Adobe Creative Cloud offre nativement la possibilité de sauvegarder les projets et les espaces de travail dans le cloud. Cela permet d’apporter un haut niveau de sécurité aux utilisateurs qui peuvent régulièrement être confrontés à des difficultés dans la gestion de leurs documents à cause de la défaillance de disques durs, par exemple. La capacité de stocker et de sauvegarder les projets représente un atout pour le travail collaboratif, mais aussi pour permettre les retours en arrière dans l’historique des projets grâce au versionning. Un utilisateur peut se connecter de n’importe où, même chez un prestataire ou sur une station qui ne lui appartient pas. En renseignant les coordonnées de son compte, il retrouve son interface de travail et ses préférences utilisateurs dont ses raccourcis claviers.
Nous avons mené de nombreuses initiatives durant ces dix dernières années autour de la vidéo, avec notamment Adobe Anywhere qui nous a permis de comprendre les contraintes et les enjeux, autour notamment de la notion de streaming.
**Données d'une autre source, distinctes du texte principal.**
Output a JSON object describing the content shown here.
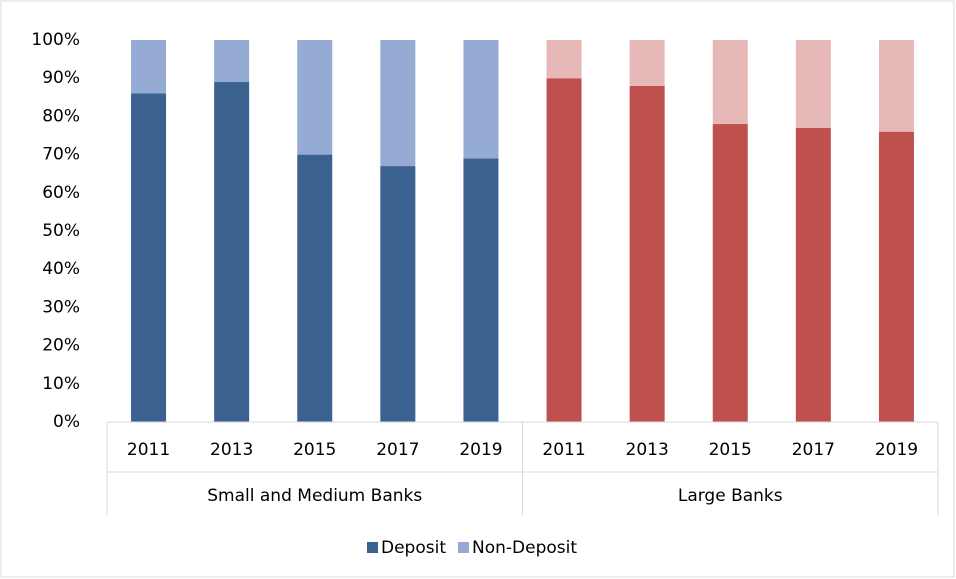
{
  "chart_data": {
    "type": "stacked_bar",
    "series": [
      {
        "name": "Deposit",
        "color": "#3b6190"
      },
      {
        "name": "Non-Deposit",
        "color": "#95abd4"
      }
    ],
    "groups": [
      {
        "name": "Small and Medium Banks",
        "categories": [
          "2011",
          "2013",
          "2015",
          "2017",
          "2019"
        ],
        "colors": [
          "#3b6190",
          "#95abd4"
        ],
        "values": [
          [
            86,
            89,
            70,
            67,
            69
          ],
          [
            14,
            11,
            30,
            33,
            31
          ]
        ]
      },
      {
        "name": "Large Banks",
        "categories": [
          "2011",
          "2013",
          "2015",
          "2017",
          "2019"
        ],
        "colors": [
          "#c0504d",
          "#e6b9b8"
        ],
        "values": [
          [
            90,
            88,
            78,
            77,
            76
          ],
          [
            10,
            12,
            22,
            23,
            24
          ]
        ]
      }
    ],
    "ylim": [
      0,
      100
    ],
    "yticks": [
      {
        "value": 0,
        "label": "0%"
      },
      {
        "value": 10,
        "label": "10%"
      },
      {
        "value": 20,
        "label": "20%"
      },
      {
        "value": 30,
        "label": "30%"
      },
      {
        "value": 40,
        "label": "40%"
      },
      {
        "value": 50,
        "label": "50%"
      },
      {
        "value": 60,
        "label": "60%"
      },
      {
        "value": 70,
        "label": "70%"
      },
      {
        "value": 80,
        "label": "80%"
      },
      {
        "value": 90,
        "label": "90%"
      },
      {
        "value": 100,
        "label": "100%"
      }
    ],
    "legend": "bottom"
  }
}
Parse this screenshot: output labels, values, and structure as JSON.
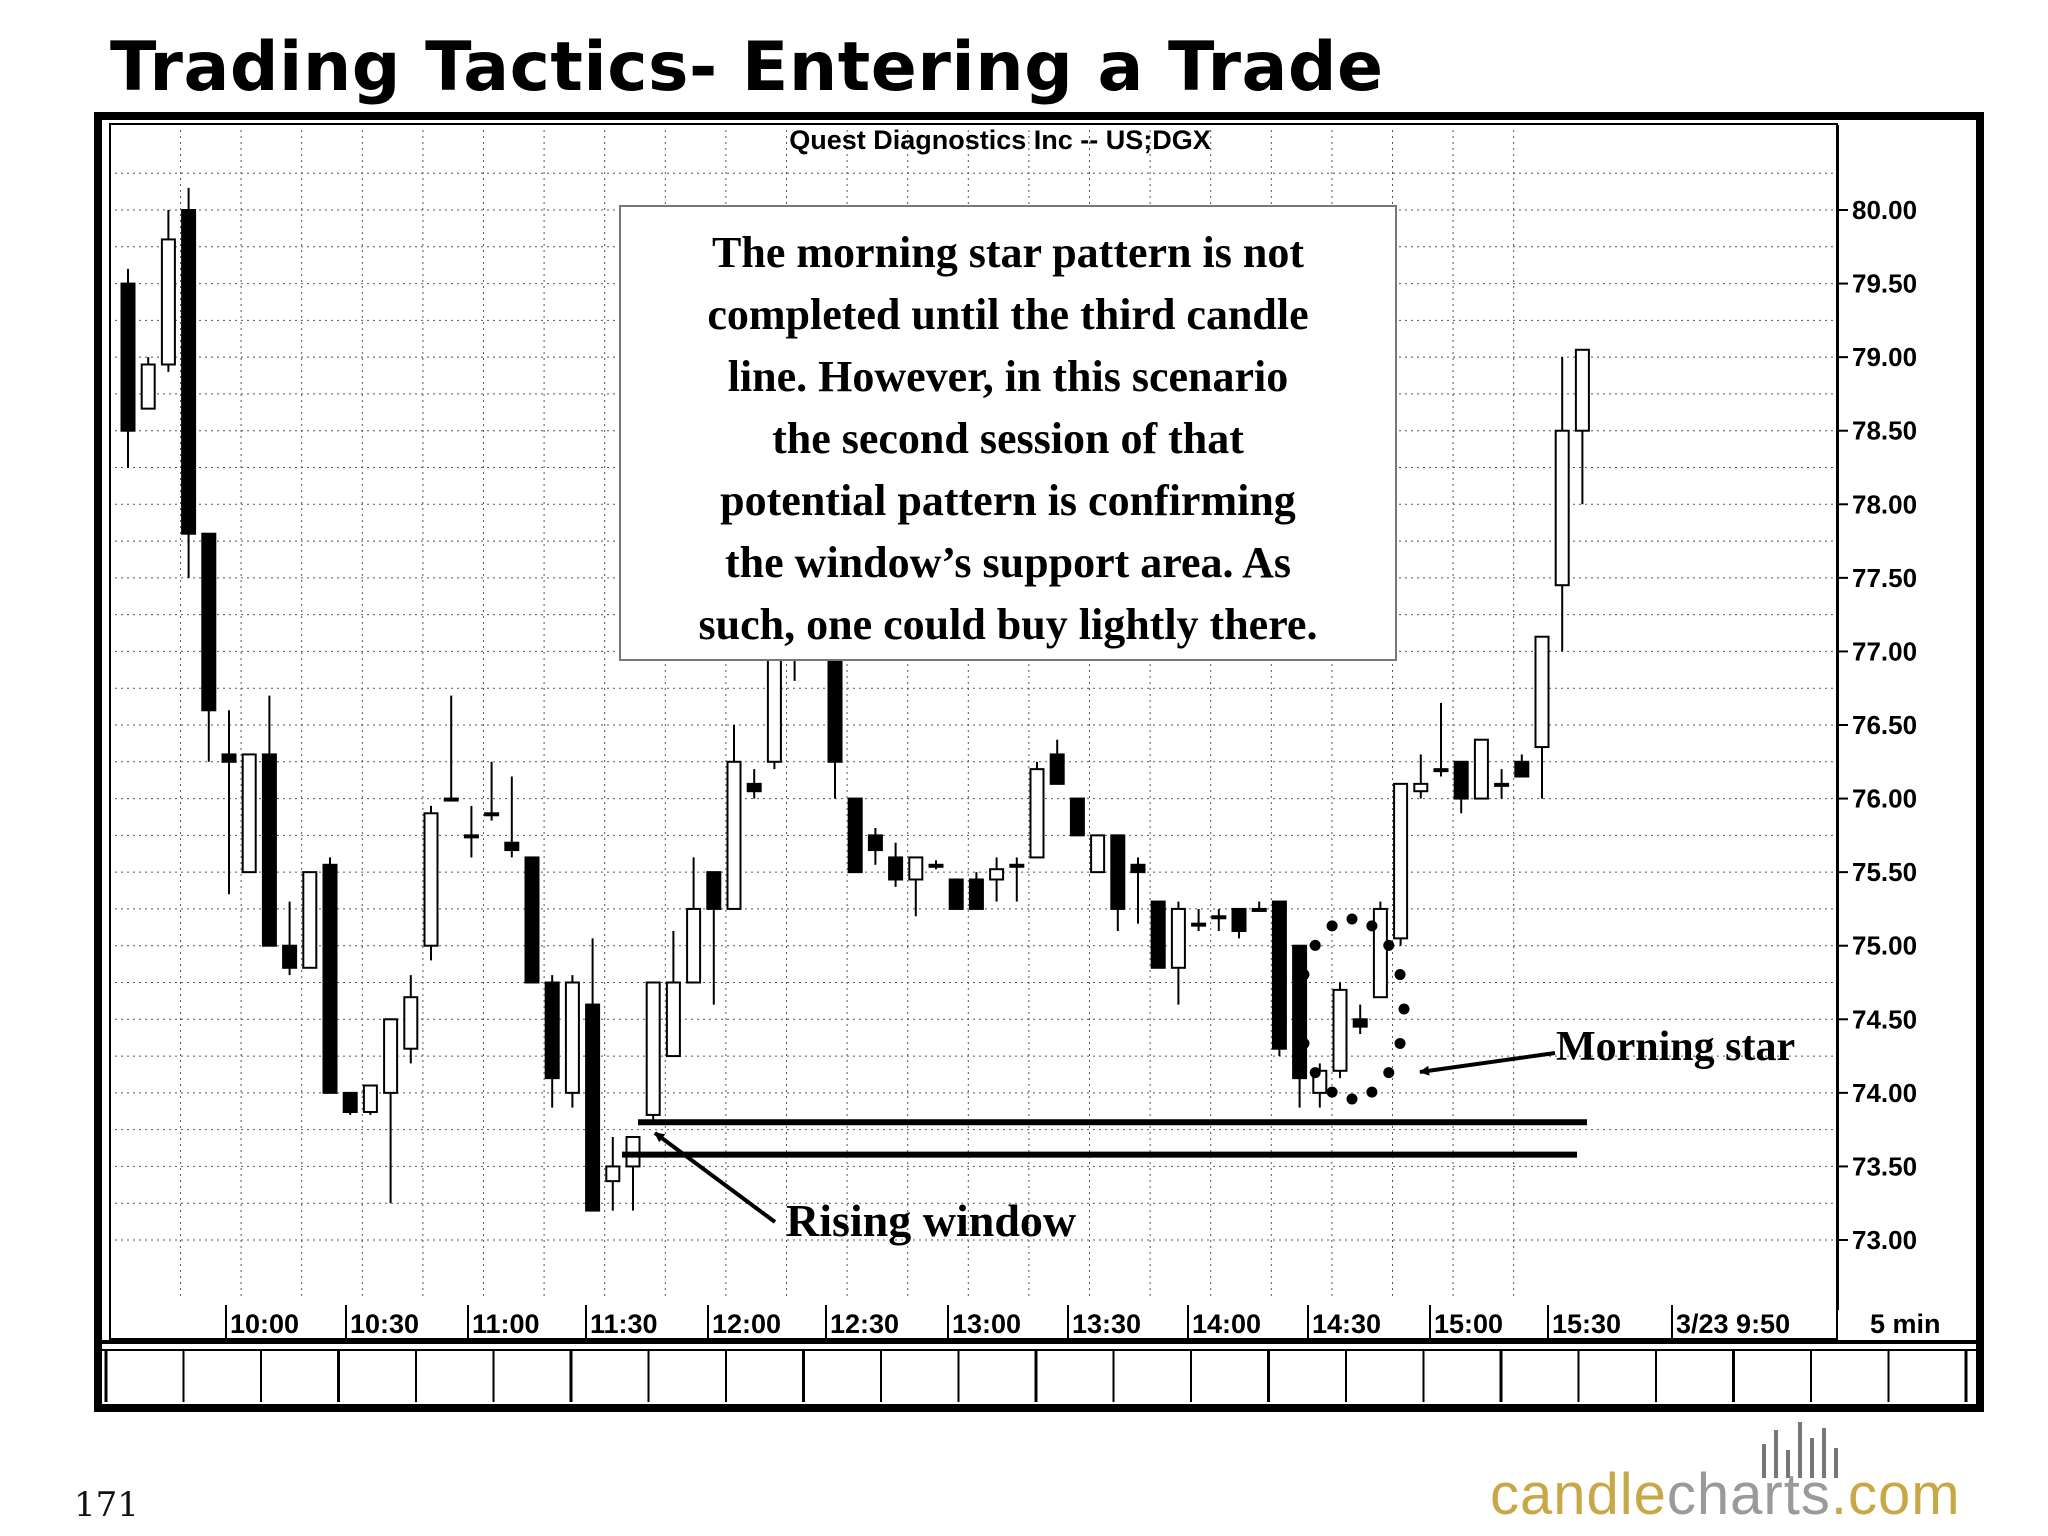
{
  "slide": {
    "title": "Trading Tactics- Entering a Trade",
    "page_number": "171",
    "logo": {
      "part1": "candle",
      "part2": "charts",
      "part3": ".com"
    }
  },
  "chart_data": {
    "type": "candlestick",
    "title": "Quest  Diagnostics  Inc  --  US;DGX",
    "interval_label": "5  min",
    "ylim": [
      72.6,
      80.6
    ],
    "y_ticks": [
      "80.00",
      "79.50",
      "79.00",
      "78.50",
      "78.00",
      "77.50",
      "77.00",
      "76.50",
      "76.00",
      "75.50",
      "75.00",
      "74.50",
      "74.00",
      "73.50",
      "73.00"
    ],
    "x_tick_labels": [
      "10:00",
      "10:30",
      "11:00",
      "11:30",
      "12:00",
      "12:30",
      "13:00",
      "13:30",
      "14:00",
      "14:30",
      "15:00",
      "15:30",
      "3/23  9:50"
    ],
    "candles": [
      {
        "time": "9:25",
        "open": 79.5,
        "high": 79.6,
        "low": 78.25,
        "close": 78.5
      },
      {
        "time": "9:30",
        "open": 78.65,
        "high": 79.0,
        "low": 78.65,
        "close": 78.95
      },
      {
        "time": "9:35",
        "open": 78.95,
        "high": 80.0,
        "low": 78.9,
        "close": 79.8
      },
      {
        "time": "9:40",
        "open": 80.0,
        "high": 80.15,
        "low": 77.5,
        "close": 77.8
      },
      {
        "time": "9:45",
        "open": 77.8,
        "high": 77.8,
        "low": 76.25,
        "close": 76.6
      },
      {
        "time": "9:50",
        "open": 76.3,
        "high": 76.6,
        "low": 75.35,
        "close": 76.25
      },
      {
        "time": "9:55",
        "open": 75.5,
        "high": 76.3,
        "low": 75.5,
        "close": 76.3
      },
      {
        "time": "10:00",
        "open": 76.3,
        "high": 76.7,
        "low": 75.0,
        "close": 75.0
      },
      {
        "time": "10:05",
        "open": 75.0,
        "high": 75.3,
        "low": 74.8,
        "close": 74.85
      },
      {
        "time": "10:10",
        "open": 74.85,
        "high": 75.5,
        "low": 74.85,
        "close": 75.5
      },
      {
        "time": "10:15",
        "open": 75.55,
        "high": 75.6,
        "low": 74.0,
        "close": 74.0
      },
      {
        "time": "10:20",
        "open": 74.0,
        "high": 74.0,
        "low": 73.85,
        "close": 73.87
      },
      {
        "time": "10:25",
        "open": 73.87,
        "high": 74.0,
        "low": 73.85,
        "close": 74.05
      },
      {
        "time": "10:30",
        "open": 74.0,
        "high": 74.5,
        "low": 73.25,
        "close": 74.5
      },
      {
        "time": "10:35",
        "open": 74.3,
        "high": 74.8,
        "low": 74.2,
        "close": 74.65
      },
      {
        "time": "10:40",
        "open": 75.0,
        "high": 75.95,
        "low": 74.9,
        "close": 75.9
      },
      {
        "time": "10:45",
        "open": 76.0,
        "high": 76.7,
        "low": 76.0,
        "close": 76.0
      },
      {
        "time": "10:50",
        "open": 75.75,
        "high": 75.95,
        "low": 75.6,
        "close": 75.75
      },
      {
        "time": "10:55",
        "open": 75.9,
        "high": 76.25,
        "low": 75.85,
        "close": 75.9
      },
      {
        "time": "11:00",
        "open": 75.7,
        "high": 76.15,
        "low": 75.6,
        "close": 75.65
      },
      {
        "time": "11:05",
        "open": 75.6,
        "high": 75.6,
        "low": 74.75,
        "close": 74.75
      },
      {
        "time": "11:10",
        "open": 74.75,
        "high": 74.8,
        "low": 73.9,
        "close": 74.1
      },
      {
        "time": "11:15",
        "open": 74.0,
        "high": 74.8,
        "low": 73.9,
        "close": 74.75
      },
      {
        "time": "11:20",
        "open": 74.6,
        "high": 75.05,
        "low": 73.2,
        "close": 73.2
      },
      {
        "time": "11:25",
        "open": 73.4,
        "high": 73.7,
        "low": 73.2,
        "close": 73.5
      },
      {
        "time": "11:30",
        "open": 73.5,
        "high": 73.7,
        "low": 73.2,
        "close": 73.7
      },
      {
        "time": "11:35",
        "open": 73.85,
        "high": 74.75,
        "low": 73.8,
        "close": 74.75
      },
      {
        "time": "11:40",
        "open": 74.25,
        "high": 75.1,
        "low": 74.25,
        "close": 74.75
      },
      {
        "time": "11:45",
        "open": 74.75,
        "high": 75.6,
        "low": 74.75,
        "close": 75.25
      },
      {
        "time": "11:50",
        "open": 75.5,
        "high": 75.5,
        "low": 74.6,
        "close": 75.25
      },
      {
        "time": "11:55",
        "open": 75.25,
        "high": 76.5,
        "low": 75.25,
        "close": 76.25
      },
      {
        "time": "12:00",
        "open": 76.1,
        "high": 76.2,
        "low": 76.0,
        "close": 76.05
      },
      {
        "time": "12:05",
        "open": 76.25,
        "high": 77.3,
        "low": 76.2,
        "close": 77.3
      },
      {
        "time": "12:10",
        "open": 77.5,
        "high": 77.8,
        "low": 76.8,
        "close": 77.2
      },
      {
        "time": "12:15",
        "open": 77.4,
        "high": 77.6,
        "low": 77.1,
        "close": 77.2
      },
      {
        "time": "12:20",
        "open": 77.2,
        "high": 77.3,
        "low": 76.0,
        "close": 76.25
      },
      {
        "time": "12:25",
        "open": 76.0,
        "high": 76.0,
        "low": 75.5,
        "close": 75.5
      },
      {
        "time": "12:30",
        "open": 75.75,
        "high": 75.8,
        "low": 75.55,
        "close": 75.65
      },
      {
        "time": "12:35",
        "open": 75.6,
        "high": 75.7,
        "low": 75.4,
        "close": 75.45
      },
      {
        "time": "12:40",
        "open": 75.45,
        "high": 75.6,
        "low": 75.2,
        "close": 75.6
      },
      {
        "time": "12:45",
        "open": 75.55,
        "high": 75.58,
        "low": 75.52,
        "close": 75.55
      },
      {
        "time": "12:50",
        "open": 75.45,
        "high": 75.45,
        "low": 75.25,
        "close": 75.25
      },
      {
        "time": "12:55",
        "open": 75.45,
        "high": 75.5,
        "low": 75.25,
        "close": 75.25
      },
      {
        "time": "13:00",
        "open": 75.45,
        "high": 75.6,
        "low": 75.3,
        "close": 75.52
      },
      {
        "time": "13:05",
        "open": 75.55,
        "high": 75.6,
        "low": 75.3,
        "close": 75.55
      },
      {
        "time": "13:10",
        "open": 75.6,
        "high": 76.25,
        "low": 75.6,
        "close": 76.2
      },
      {
        "time": "13:15",
        "open": 76.3,
        "high": 76.4,
        "low": 76.1,
        "close": 76.1
      },
      {
        "time": "13:20",
        "open": 76.0,
        "high": 76.0,
        "low": 75.75,
        "close": 75.75
      },
      {
        "time": "13:25",
        "open": 75.5,
        "high": 75.75,
        "low": 75.5,
        "close": 75.75
      },
      {
        "time": "13:30",
        "open": 75.75,
        "high": 75.75,
        "low": 75.1,
        "close": 75.25
      },
      {
        "time": "13:35",
        "open": 75.55,
        "high": 75.6,
        "low": 75.15,
        "close": 75.5
      },
      {
        "time": "13:40",
        "open": 75.3,
        "high": 75.3,
        "low": 74.9,
        "close": 74.85
      },
      {
        "time": "13:45",
        "open": 74.85,
        "high": 75.3,
        "low": 74.6,
        "close": 75.25
      },
      {
        "time": "13:50",
        "open": 75.15,
        "high": 75.25,
        "low": 75.1,
        "close": 75.15
      },
      {
        "time": "13:55",
        "open": 75.2,
        "high": 75.25,
        "low": 75.1,
        "close": 75.2
      },
      {
        "time": "14:00",
        "open": 75.25,
        "high": 75.25,
        "low": 75.05,
        "close": 75.1
      },
      {
        "time": "14:05",
        "open": 75.25,
        "high": 75.3,
        "low": 75.25,
        "close": 75.25
      },
      {
        "time": "14:10",
        "open": 75.3,
        "high": 75.3,
        "low": 74.25,
        "close": 74.3
      },
      {
        "time": "14:15",
        "open": 75.0,
        "high": 75.0,
        "low": 73.9,
        "close": 74.1
      },
      {
        "time": "14:20",
        "open": 74.0,
        "high": 74.2,
        "low": 73.9,
        "close": 74.15
      },
      {
        "time": "14:25",
        "open": 74.15,
        "high": 74.75,
        "low": 74.1,
        "close": 74.7
      },
      {
        "time": "14:30",
        "open": 74.5,
        "high": 74.6,
        "low": 74.4,
        "close": 74.45
      },
      {
        "time": "14:35",
        "open": 74.65,
        "high": 75.3,
        "low": 74.65,
        "close": 75.25
      },
      {
        "time": "14:40",
        "open": 75.05,
        "high": 76.1,
        "low": 75.0,
        "close": 76.1
      },
      {
        "time": "14:45",
        "open": 76.05,
        "high": 76.3,
        "low": 76.0,
        "close": 76.1
      },
      {
        "time": "14:50",
        "open": 76.2,
        "high": 76.65,
        "low": 76.15,
        "close": 76.2
      },
      {
        "time": "14:55",
        "open": 76.25,
        "high": 76.25,
        "low": 75.9,
        "close": 76.0
      },
      {
        "time": "15:00",
        "open": 76.0,
        "high": 76.4,
        "low": 76.0,
        "close": 76.4
      },
      {
        "time": "15:05",
        "open": 76.1,
        "high": 76.2,
        "low": 76.0,
        "close": 76.1
      },
      {
        "time": "15:10",
        "open": 76.25,
        "high": 76.3,
        "low": 76.15,
        "close": 76.15
      },
      {
        "time": "15:15",
        "open": 76.35,
        "high": 77.1,
        "low": 76.0,
        "close": 77.1
      },
      {
        "time": "15:20",
        "open": 77.45,
        "high": 79.0,
        "low": 77.0,
        "close": 78.5
      },
      {
        "time": "15:25",
        "open": 78.5,
        "high": 79.05,
        "low": 78.0,
        "close": 79.05
      }
    ],
    "support_lines": [
      73.8,
      73.58
    ],
    "annotations": {
      "textbox": [
        "The morning star pattern is not",
        "completed until the third candle",
        "line. However, in this scenario",
        "the second session of that",
        "potential pattern is confirming",
        "the window’s support area. As",
        "such, one could buy lightly there."
      ],
      "rising_window": "Rising window",
      "morning_star": "Morning star"
    }
  }
}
Une des grandes questions autour de la vidéo concerne l’accès aux fichiers vidéo. Le nerf de la guerre c’est de réussir à ne pas déplacer les fichiers stockés en réussissant à les lire depuis l’endroit où ils sont. Face aux besoins accrus de travailler en collaboratif sur des projets audiovisuels, nous avons entamé en 2019 une forte réflexion pour rendre le partage à travers le cloud plus efficace pour la vidéo.
Le projet Adobe Premiere Rush représente-t-il une étape importante dans cette exploration de la vidéo dans le cloud ?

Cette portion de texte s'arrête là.